Dergicilik alanında Konya'da da benzer durum görülür. Önce Bârika(1909) çıkar, onu Ufk-ı Âtî izler. Şahâb'tan sonra ise onlara pek benzemeyen dergilerle karşılaşırız. Rehber-i Konya bunlardan birisidir. Rehber-i Konya; sigorta, şirket, ticaretin tarihi gibi ekonomiyle ilgili konuları ele alan yazılara yer verir, ticaretin önemini vurgular… Dönemin ekonomik hayatına ışık tutar ve Konya'da bu yoldaki gelişmelerden haberli olmamızı sağlar…

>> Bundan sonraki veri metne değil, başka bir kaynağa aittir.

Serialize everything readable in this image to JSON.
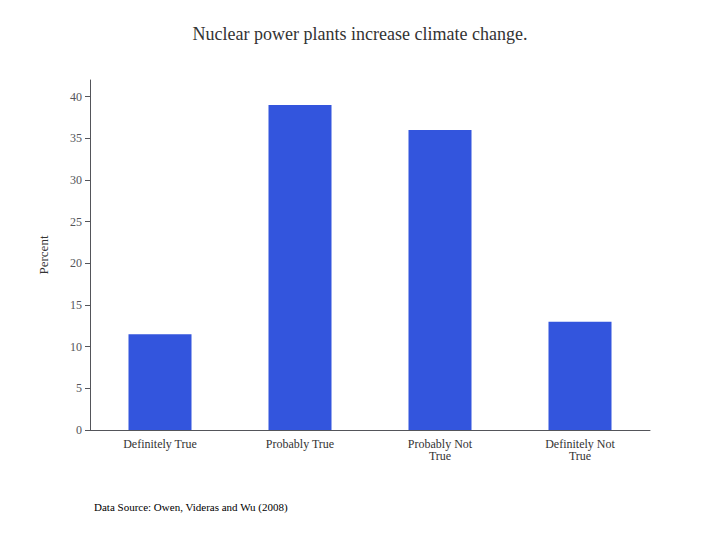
{
  "chart_data": {
    "type": "bar",
    "title": "Nuclear power plants increase climate change.",
    "categories": [
      "Definitely True",
      "Probably True",
      "Probably Not\nTrue",
      "Definitely Not\nTrue"
    ],
    "values": [
      11.5,
      39.0,
      36.0,
      13.0
    ],
    "color": "#3355dd",
    "ylabel": "Percent",
    "ylim": [
      0,
      42
    ],
    "yticks": [
      0,
      5,
      10,
      15,
      20,
      25,
      30,
      35,
      40
    ],
    "grid": false,
    "annotation": "Data Source: Owen, Videras and Wu (2008)"
  }
}
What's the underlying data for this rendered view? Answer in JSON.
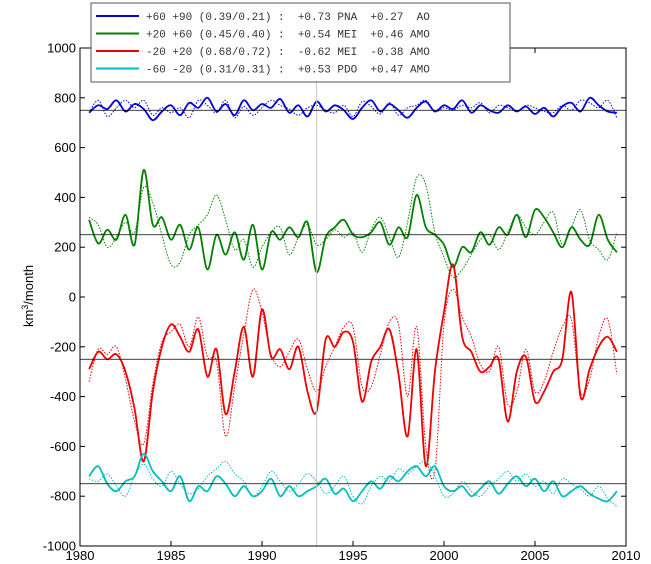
{
  "chart_data": {
    "type": "line",
    "title": "",
    "xlabel": "",
    "ylabel": "km",
    "ylabel_sup": "3",
    "ylabel_suffix": "/month",
    "xlim": [
      1980,
      2010
    ],
    "ylim": [
      -1000,
      1000
    ],
    "xticks": [
      1980,
      1985,
      1990,
      1995,
      2000,
      2005,
      2010
    ],
    "yticks": [
      -1000,
      -800,
      -600,
      -400,
      -200,
      0,
      200,
      400,
      600,
      800,
      1000
    ],
    "grid": false,
    "legend_position": "top-center",
    "vertical_marker_x": 1993,
    "series": [
      {
        "name": "+60 +90 (0.39/0.21) :  +0.73 PNA  +0.27  AO",
        "color": "#0000e0",
        "mean": 750,
        "x": [
          1980.5,
          1981,
          1981.5,
          1982,
          1982.5,
          1983,
          1983.5,
          1984,
          1984.5,
          1985,
          1985.5,
          1986,
          1986.5,
          1987,
          1987.5,
          1988,
          1988.5,
          1989,
          1989.5,
          1990,
          1990.5,
          1991,
          1991.5,
          1992,
          1992.5,
          1993,
          1993.5,
          1994,
          1994.5,
          1995,
          1995.5,
          1996,
          1996.5,
          1997,
          1997.5,
          1998,
          1998.5,
          1999,
          1999.5,
          2000,
          2000.5,
          2001,
          2001.5,
          2002,
          2002.5,
          2003,
          2003.5,
          2004,
          2004.5,
          2005,
          2005.5,
          2006,
          2006.5,
          2007,
          2007.5,
          2008,
          2008.5,
          2009,
          2009.5
        ],
        "values": [
          740,
          770,
          755,
          790,
          745,
          775,
          755,
          710,
          745,
          770,
          730,
          780,
          760,
          800,
          745,
          775,
          730,
          790,
          750,
          775,
          760,
          795,
          740,
          770,
          725,
          785,
          745,
          770,
          750,
          715,
          760,
          790,
          745,
          775,
          750,
          720,
          760,
          785,
          745,
          770,
          755,
          790,
          740,
          770,
          750,
          740,
          770,
          745,
          765,
          735,
          760,
          725,
          765,
          780,
          745,
          800,
          770,
          745,
          740
        ],
        "values_model": [
          740,
          790,
          725,
          760,
          790,
          760,
          790,
          730,
          760,
          740,
          760,
          720,
          790,
          770,
          740,
          790,
          720,
          765,
          730,
          760,
          790,
          770,
          755,
          730,
          760,
          770,
          750,
          740,
          770,
          725,
          785,
          765,
          735,
          780,
          730,
          760,
          770,
          790,
          745,
          760,
          750,
          770,
          760,
          780,
          740,
          770,
          760,
          745,
          770,
          760,
          745,
          740,
          770,
          750,
          790,
          780,
          760,
          790,
          720
        ]
      },
      {
        "name": "+20 +60 (0.45/0.40) :  +0.54 MEI  +0.46 AMO",
        "color": "#008000",
        "mean": 250,
        "x": [
          1980.5,
          1981,
          1981.5,
          1982,
          1982.5,
          1983,
          1983.5,
          1984,
          1984.5,
          1985,
          1985.5,
          1986,
          1986.5,
          1987,
          1987.5,
          1988,
          1988.5,
          1989,
          1989.5,
          1990,
          1990.5,
          1991,
          1991.5,
          1992,
          1992.5,
          1993,
          1993.5,
          1994,
          1994.5,
          1995,
          1995.5,
          1996,
          1996.5,
          1997,
          1997.5,
          1998,
          1998.5,
          1999,
          1999.5,
          2000,
          2000.5,
          2001,
          2001.5,
          2002,
          2002.5,
          2003,
          2003.5,
          2004,
          2004.5,
          2005,
          2005.5,
          2006,
          2006.5,
          2007,
          2007.5,
          2008,
          2008.5,
          2009,
          2009.5
        ],
        "values": [
          310,
          215,
          270,
          230,
          330,
          210,
          510,
          290,
          320,
          230,
          290,
          190,
          280,
          110,
          250,
          170,
          260,
          150,
          290,
          110,
          260,
          230,
          280,
          240,
          300,
          100,
          240,
          280,
          310,
          250,
          240,
          260,
          300,
          210,
          280,
          240,
          410,
          280,
          250,
          210,
          120,
          200,
          180,
          260,
          210,
          280,
          250,
          330,
          240,
          350,
          320,
          260,
          200,
          280,
          230,
          210,
          330,
          230,
          180
        ],
        "values_model": [
          320,
          290,
          200,
          240,
          300,
          260,
          440,
          380,
          250,
          130,
          140,
          250,
          290,
          330,
          410,
          310,
          190,
          230,
          120,
          200,
          260,
          280,
          170,
          240,
          290,
          210,
          230,
          270,
          240,
          260,
          180,
          270,
          320,
          240,
          160,
          300,
          480,
          450,
          260,
          160,
          80,
          110,
          170,
          230,
          250,
          190,
          260,
          330,
          280,
          250,
          300,
          340,
          210,
          280,
          350,
          230,
          190,
          150,
          260
        ]
      },
      {
        "name": "-20 +20 (0.68/0.72) :  -0.62 MEI  -0.38 AMO",
        "color": "#ee0000",
        "mean": -250,
        "x": [
          1980.5,
          1981,
          1981.5,
          1982,
          1982.5,
          1983,
          1983.5,
          1984,
          1984.5,
          1985,
          1985.5,
          1986,
          1986.5,
          1987,
          1987.5,
          1988,
          1988.5,
          1989,
          1989.5,
          1990,
          1990.5,
          1991,
          1991.5,
          1992,
          1992.5,
          1993,
          1993.5,
          1994,
          1994.5,
          1995,
          1995.5,
          1996,
          1996.5,
          1997,
          1997.5,
          1998,
          1998.5,
          1999,
          1999.5,
          2000,
          2000.5,
          2001,
          2001.5,
          2002,
          2002.5,
          2003,
          2003.5,
          2004,
          2004.5,
          2005,
          2005.5,
          2006,
          2006.5,
          2007,
          2007.5,
          2008,
          2008.5,
          2009,
          2009.5
        ],
        "values": [
          -290,
          -220,
          -250,
          -230,
          -300,
          -450,
          -660,
          -380,
          -200,
          -110,
          -160,
          -220,
          -130,
          -320,
          -210,
          -470,
          -300,
          -120,
          -320,
          -50,
          -240,
          -210,
          -290,
          -200,
          -380,
          -460,
          -170,
          -200,
          -140,
          -180,
          -420,
          -260,
          -200,
          -130,
          -310,
          -560,
          -210,
          -680,
          -300,
          -60,
          130,
          -160,
          -220,
          -300,
          -280,
          -250,
          -500,
          -300,
          -240,
          -420,
          -380,
          -300,
          -250,
          20,
          -400,
          -290,
          -200,
          -160,
          -220
        ],
        "values_model": [
          -340,
          -210,
          -230,
          -200,
          -330,
          -500,
          -590,
          -350,
          -180,
          -140,
          -110,
          -200,
          -80,
          -240,
          -260,
          -560,
          -360,
          -150,
          30,
          -60,
          -230,
          -280,
          -220,
          -170,
          -290,
          -380,
          -280,
          -200,
          -120,
          -120,
          -360,
          -360,
          -230,
          -100,
          -110,
          -400,
          -120,
          -600,
          -700,
          -110,
          30,
          -80,
          -160,
          -270,
          -300,
          -200,
          -430,
          -380,
          -210,
          -380,
          -340,
          -220,
          -120,
          -90,
          -380,
          -330,
          -160,
          -90,
          -310
        ]
      },
      {
        "name": "-60 -20 (0.31/0.31) :  +0.53 PDO  +0.47 AMO",
        "color": "#00bebe",
        "mean": -750,
        "x": [
          1980.5,
          1981,
          1981.5,
          1982,
          1982.5,
          1983,
          1983.5,
          1984,
          1984.5,
          1985,
          1985.5,
          1986,
          1986.5,
          1987,
          1987.5,
          1988,
          1988.5,
          1989,
          1989.5,
          1990,
          1990.5,
          1991,
          1991.5,
          1992,
          1992.5,
          1993,
          1993.5,
          1994,
          1994.5,
          1995,
          1995.5,
          1996,
          1996.5,
          1997,
          1997.5,
          1998,
          1998.5,
          1999,
          1999.5,
          2000,
          2000.5,
          2001,
          2001.5,
          2002,
          2002.5,
          2003,
          2003.5,
          2004,
          2004.5,
          2005,
          2005.5,
          2006,
          2006.5,
          2007,
          2007.5,
          2008,
          2008.5,
          2009,
          2009.5
        ],
        "values": [
          -720,
          -680,
          -750,
          -780,
          -740,
          -720,
          -630,
          -700,
          -740,
          -780,
          -720,
          -820,
          -760,
          -780,
          -720,
          -750,
          -800,
          -760,
          -800,
          -780,
          -730,
          -800,
          -760,
          -800,
          -780,
          -760,
          -730,
          -790,
          -770,
          -820,
          -780,
          -740,
          -770,
          -720,
          -740,
          -700,
          -680,
          -720,
          -680,
          -760,
          -780,
          -760,
          -800,
          -770,
          -740,
          -790,
          -750,
          -720,
          -760,
          -730,
          -780,
          -740,
          -800,
          -780,
          -760,
          -790,
          -810,
          -820,
          -780
        ],
        "values_model": [
          -730,
          -740,
          -710,
          -760,
          -800,
          -720,
          -670,
          -730,
          -760,
          -700,
          -750,
          -790,
          -770,
          -720,
          -690,
          -660,
          -710,
          -740,
          -800,
          -760,
          -700,
          -740,
          -780,
          -750,
          -710,
          -740,
          -790,
          -760,
          -720,
          -800,
          -830,
          -760,
          -720,
          -740,
          -690,
          -710,
          -680,
          -660,
          -720,
          -800,
          -790,
          -740,
          -780,
          -800,
          -760,
          -730,
          -700,
          -740,
          -710,
          -760,
          -740,
          -790,
          -730,
          -750,
          -770,
          -800,
          -760,
          -810,
          -840
        ]
      }
    ]
  }
}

İş Ocağı ise Cumhuriyetin ilânından sonra yayımlanan ilk dergidir. İşçi kesimin sorunlarını dile getirmek amacıyla çıkarılmıştır. Ancak dönemin çeşitli kültürel olaylarına kayıtsız kalmamış, zaman zaman şiir, hikâye, tiyatro haberleri ve eleştiri de yayımlamıştır. Sadece Konya'da değil, Anadolu'nun farklı kesimlerindeki işçilerden haberler de veren bu dergi; "şehirde çoktan beri ilmî, sanâyi, zirâ'î ve iktisadî bir mecmuanın çıkmadığını, bu alanda bir boşluk olduğunu düşünen bir kesim insanın girişimleriyle" 1924 yılı Kasım'ında yerel basındaki yerini almıştır.